One Irish gay man's quest to marry immigration and love
I do, but I can't : Why can't I get married to my American partner?
Most married couples like to tell the story of how they met, and I’m no exception, so here goes.
One spring night a six-foot drag queen in high heels named Chantal led me across a crowded dance floor to a quiet, thoughtful-looking man standing on his own in a gay club in Connecticut.
Drag queens aren’t famous for their subtlety, so she put my hand in his and just said, “Baby, this is your destiny.”
There are a lot of things they don’t teach you when you’re studying in high school in Ireland. One useful nugget is that drag queens make terrific matchmakers.
That first star-crossed meeting between my partner and myself happened over 12 years ago.
A year later we moved to New York City in a big lumbering U-Haul to our new apartment where we’ve lived together very happily ever since.
In most every respect it’s your typical happy-ever-after tale, and I am as happy now as any man has a right to be.
But to this day, whenever anyone asks, I always call my significant other my “partner” because the term boyfriend, I feel, implies that we’re still dating (after 12 years, I think I’ve made up my mind.)
Of course the word “husband” still has a fairly loaded cultural significance.
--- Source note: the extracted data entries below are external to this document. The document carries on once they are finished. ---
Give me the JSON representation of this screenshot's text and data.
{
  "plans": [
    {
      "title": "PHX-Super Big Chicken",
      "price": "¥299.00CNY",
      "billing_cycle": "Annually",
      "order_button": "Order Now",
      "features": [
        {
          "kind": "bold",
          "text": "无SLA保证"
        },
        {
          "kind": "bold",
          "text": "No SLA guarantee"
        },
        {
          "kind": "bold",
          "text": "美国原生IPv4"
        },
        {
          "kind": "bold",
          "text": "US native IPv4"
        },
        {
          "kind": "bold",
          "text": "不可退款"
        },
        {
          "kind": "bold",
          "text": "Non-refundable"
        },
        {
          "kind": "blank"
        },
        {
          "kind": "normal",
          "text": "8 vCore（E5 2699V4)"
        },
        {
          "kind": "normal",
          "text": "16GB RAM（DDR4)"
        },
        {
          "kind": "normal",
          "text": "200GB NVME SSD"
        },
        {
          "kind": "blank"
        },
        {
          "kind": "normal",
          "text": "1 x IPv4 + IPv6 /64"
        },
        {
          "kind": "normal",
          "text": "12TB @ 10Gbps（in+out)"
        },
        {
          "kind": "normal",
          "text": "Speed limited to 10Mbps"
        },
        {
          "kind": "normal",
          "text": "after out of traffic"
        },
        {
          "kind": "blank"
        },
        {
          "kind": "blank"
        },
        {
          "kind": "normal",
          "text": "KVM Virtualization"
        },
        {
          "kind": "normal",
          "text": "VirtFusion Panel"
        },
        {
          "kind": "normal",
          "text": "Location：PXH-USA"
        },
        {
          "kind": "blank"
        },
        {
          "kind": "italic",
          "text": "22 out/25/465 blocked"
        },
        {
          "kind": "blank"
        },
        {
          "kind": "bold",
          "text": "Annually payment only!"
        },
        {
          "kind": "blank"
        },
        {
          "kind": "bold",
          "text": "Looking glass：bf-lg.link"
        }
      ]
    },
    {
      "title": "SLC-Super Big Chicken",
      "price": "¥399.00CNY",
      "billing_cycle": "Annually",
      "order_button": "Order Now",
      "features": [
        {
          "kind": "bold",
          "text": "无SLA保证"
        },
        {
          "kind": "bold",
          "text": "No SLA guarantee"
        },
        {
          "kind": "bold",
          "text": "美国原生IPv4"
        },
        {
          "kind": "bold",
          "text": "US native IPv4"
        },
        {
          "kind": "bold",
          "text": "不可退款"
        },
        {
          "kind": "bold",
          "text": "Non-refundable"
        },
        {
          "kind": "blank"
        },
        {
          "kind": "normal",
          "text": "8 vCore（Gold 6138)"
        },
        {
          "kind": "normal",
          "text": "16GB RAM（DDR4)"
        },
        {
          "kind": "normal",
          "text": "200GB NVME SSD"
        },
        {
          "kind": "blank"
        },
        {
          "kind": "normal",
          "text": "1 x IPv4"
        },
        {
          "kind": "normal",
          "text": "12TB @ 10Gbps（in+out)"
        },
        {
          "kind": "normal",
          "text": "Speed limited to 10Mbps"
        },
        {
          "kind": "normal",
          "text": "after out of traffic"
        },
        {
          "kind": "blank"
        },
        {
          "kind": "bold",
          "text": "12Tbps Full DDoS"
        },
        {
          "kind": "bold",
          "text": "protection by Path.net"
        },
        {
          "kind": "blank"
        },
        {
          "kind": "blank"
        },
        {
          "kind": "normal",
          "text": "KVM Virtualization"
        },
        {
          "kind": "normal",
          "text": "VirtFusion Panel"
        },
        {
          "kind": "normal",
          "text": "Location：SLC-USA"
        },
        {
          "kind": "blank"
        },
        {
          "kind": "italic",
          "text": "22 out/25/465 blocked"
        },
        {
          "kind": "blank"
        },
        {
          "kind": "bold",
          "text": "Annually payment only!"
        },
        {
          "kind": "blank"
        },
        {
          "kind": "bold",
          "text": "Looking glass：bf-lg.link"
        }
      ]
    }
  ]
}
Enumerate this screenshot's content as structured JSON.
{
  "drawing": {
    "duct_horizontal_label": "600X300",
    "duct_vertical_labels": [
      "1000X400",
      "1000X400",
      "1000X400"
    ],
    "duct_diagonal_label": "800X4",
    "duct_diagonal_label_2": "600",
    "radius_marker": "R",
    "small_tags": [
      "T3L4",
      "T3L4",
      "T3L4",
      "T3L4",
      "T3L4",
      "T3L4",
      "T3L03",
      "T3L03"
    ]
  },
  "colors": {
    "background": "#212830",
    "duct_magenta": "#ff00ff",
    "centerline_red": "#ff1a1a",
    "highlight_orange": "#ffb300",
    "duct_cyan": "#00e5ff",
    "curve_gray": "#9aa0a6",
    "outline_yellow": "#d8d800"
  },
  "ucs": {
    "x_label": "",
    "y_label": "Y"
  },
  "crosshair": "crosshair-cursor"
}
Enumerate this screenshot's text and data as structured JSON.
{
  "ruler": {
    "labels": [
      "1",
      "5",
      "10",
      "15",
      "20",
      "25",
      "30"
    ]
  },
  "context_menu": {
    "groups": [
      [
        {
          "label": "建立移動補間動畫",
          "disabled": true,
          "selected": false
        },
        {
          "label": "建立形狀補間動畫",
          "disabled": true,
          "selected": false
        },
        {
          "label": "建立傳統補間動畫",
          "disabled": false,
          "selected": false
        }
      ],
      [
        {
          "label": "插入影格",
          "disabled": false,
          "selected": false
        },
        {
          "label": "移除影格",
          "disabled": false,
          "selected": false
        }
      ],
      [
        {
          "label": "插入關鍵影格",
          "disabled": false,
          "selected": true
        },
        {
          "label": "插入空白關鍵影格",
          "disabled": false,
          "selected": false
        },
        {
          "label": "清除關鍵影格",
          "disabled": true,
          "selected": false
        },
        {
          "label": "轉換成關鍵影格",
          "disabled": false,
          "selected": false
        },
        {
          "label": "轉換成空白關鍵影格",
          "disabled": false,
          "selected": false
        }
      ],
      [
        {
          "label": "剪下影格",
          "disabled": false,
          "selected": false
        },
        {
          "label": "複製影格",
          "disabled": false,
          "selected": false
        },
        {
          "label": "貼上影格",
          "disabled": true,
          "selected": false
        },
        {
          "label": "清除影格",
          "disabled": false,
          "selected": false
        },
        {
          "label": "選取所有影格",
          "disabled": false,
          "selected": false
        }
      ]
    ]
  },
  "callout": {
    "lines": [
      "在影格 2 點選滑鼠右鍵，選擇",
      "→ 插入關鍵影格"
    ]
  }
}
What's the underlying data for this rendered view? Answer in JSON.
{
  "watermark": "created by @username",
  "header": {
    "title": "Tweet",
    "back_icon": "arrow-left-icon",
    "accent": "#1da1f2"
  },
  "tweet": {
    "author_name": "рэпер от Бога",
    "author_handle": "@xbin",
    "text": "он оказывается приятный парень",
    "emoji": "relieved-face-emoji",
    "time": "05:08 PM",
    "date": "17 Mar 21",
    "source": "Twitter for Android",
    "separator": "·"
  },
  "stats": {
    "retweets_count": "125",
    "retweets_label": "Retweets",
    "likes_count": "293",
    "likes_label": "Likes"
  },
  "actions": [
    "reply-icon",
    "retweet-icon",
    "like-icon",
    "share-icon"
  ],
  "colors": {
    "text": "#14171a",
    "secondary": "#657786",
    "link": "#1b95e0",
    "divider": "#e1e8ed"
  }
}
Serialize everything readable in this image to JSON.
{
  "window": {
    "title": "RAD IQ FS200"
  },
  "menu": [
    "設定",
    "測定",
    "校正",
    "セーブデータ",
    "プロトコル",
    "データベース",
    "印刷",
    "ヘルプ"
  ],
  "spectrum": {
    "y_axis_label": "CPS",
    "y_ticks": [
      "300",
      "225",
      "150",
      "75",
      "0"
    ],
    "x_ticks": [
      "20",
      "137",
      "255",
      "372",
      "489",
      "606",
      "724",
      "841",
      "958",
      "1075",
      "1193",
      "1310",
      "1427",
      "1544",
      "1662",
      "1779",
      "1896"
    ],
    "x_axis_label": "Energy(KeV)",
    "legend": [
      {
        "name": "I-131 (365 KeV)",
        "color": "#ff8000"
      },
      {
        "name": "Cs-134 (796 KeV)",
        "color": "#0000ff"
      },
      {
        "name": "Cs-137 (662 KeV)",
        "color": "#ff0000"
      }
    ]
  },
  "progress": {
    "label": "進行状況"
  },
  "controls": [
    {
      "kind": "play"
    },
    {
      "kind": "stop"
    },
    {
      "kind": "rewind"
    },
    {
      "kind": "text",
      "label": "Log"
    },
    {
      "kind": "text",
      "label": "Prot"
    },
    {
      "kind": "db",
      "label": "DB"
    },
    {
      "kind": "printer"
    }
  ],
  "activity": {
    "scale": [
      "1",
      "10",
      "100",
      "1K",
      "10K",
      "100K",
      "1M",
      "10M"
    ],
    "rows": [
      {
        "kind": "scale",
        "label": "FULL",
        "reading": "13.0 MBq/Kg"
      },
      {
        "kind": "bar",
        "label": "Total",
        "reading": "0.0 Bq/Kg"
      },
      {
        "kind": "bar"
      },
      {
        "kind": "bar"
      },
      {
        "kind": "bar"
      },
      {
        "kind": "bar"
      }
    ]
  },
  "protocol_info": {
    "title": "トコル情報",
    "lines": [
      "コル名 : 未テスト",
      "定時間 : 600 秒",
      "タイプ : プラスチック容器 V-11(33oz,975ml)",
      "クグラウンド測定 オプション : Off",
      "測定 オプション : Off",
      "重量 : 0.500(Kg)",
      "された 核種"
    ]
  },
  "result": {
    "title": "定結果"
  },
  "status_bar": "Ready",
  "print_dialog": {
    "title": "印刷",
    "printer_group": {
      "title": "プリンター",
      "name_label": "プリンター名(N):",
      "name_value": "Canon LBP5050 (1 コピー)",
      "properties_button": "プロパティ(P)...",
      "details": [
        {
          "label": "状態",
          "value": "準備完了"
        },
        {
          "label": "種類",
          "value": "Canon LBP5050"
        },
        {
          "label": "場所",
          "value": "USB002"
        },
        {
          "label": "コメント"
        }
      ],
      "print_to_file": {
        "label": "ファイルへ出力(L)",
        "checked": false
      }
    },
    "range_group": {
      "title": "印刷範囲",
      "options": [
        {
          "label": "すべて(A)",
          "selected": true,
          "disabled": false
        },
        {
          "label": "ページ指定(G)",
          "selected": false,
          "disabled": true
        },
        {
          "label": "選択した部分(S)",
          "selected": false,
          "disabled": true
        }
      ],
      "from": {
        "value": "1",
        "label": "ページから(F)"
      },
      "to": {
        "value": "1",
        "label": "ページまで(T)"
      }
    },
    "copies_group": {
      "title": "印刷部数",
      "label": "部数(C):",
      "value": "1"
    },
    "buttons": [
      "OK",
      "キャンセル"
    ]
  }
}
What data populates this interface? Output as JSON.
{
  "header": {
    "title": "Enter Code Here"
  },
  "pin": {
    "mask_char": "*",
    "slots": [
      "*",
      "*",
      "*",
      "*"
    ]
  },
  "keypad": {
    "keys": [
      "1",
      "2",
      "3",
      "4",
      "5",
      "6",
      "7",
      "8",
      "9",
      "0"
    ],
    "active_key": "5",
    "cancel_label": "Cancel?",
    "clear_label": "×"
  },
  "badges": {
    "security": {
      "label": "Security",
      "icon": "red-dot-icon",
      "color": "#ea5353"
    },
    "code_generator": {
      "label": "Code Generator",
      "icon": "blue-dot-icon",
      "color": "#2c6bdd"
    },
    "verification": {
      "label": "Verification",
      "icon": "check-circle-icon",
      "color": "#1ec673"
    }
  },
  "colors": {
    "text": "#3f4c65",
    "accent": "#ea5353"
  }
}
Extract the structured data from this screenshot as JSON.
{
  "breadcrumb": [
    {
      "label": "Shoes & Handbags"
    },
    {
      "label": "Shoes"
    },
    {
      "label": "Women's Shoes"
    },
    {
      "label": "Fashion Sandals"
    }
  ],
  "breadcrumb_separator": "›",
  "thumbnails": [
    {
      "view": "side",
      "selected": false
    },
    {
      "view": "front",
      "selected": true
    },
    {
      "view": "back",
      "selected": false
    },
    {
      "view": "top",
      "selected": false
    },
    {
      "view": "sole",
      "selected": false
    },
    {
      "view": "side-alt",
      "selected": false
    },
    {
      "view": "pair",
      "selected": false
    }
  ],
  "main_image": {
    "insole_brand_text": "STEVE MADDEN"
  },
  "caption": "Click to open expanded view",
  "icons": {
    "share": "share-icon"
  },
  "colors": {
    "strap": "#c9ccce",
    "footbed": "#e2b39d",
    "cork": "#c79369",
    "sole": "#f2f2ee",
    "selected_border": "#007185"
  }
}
If I used it to describe my relationship to my partner it would suggest that we have rights and entitlements in law that we actually don’t (and it’s not for want of asking for them).
You’d be surprised how often this legal murkiness pops up. Whenever I fill out an application in a store or see a doctor for any kind of service I see boxes on forms marked married, separated or single.
I'm the invisible man
What this is telling me, over and over again, is that legally, my relationship doesn’t exist. I’m the invisible man. I’m so outside the mainstream that there isn’t language to describe me.
Because I love the wrong person, you see. There’s actually a wrong way to love other people, apparently.
And of course the Defense of Marriage Act which President Clinton signed, and now says he regrets, means that no state in the union needs to treat a relationship between two persons of the same sex as a marriage, even when it’s legal in another state.
The watchdogs of the federal government, who are not usually famous for the strength of their own marriages, have decided that only one man and one woman can get hitched. Everyone else is permanently out of luck.
If you’re heterosexual and married and you’re reading this, I am willing to bet you’d feel incensed if a state or federal government decided that your relationship was suddenly invalid.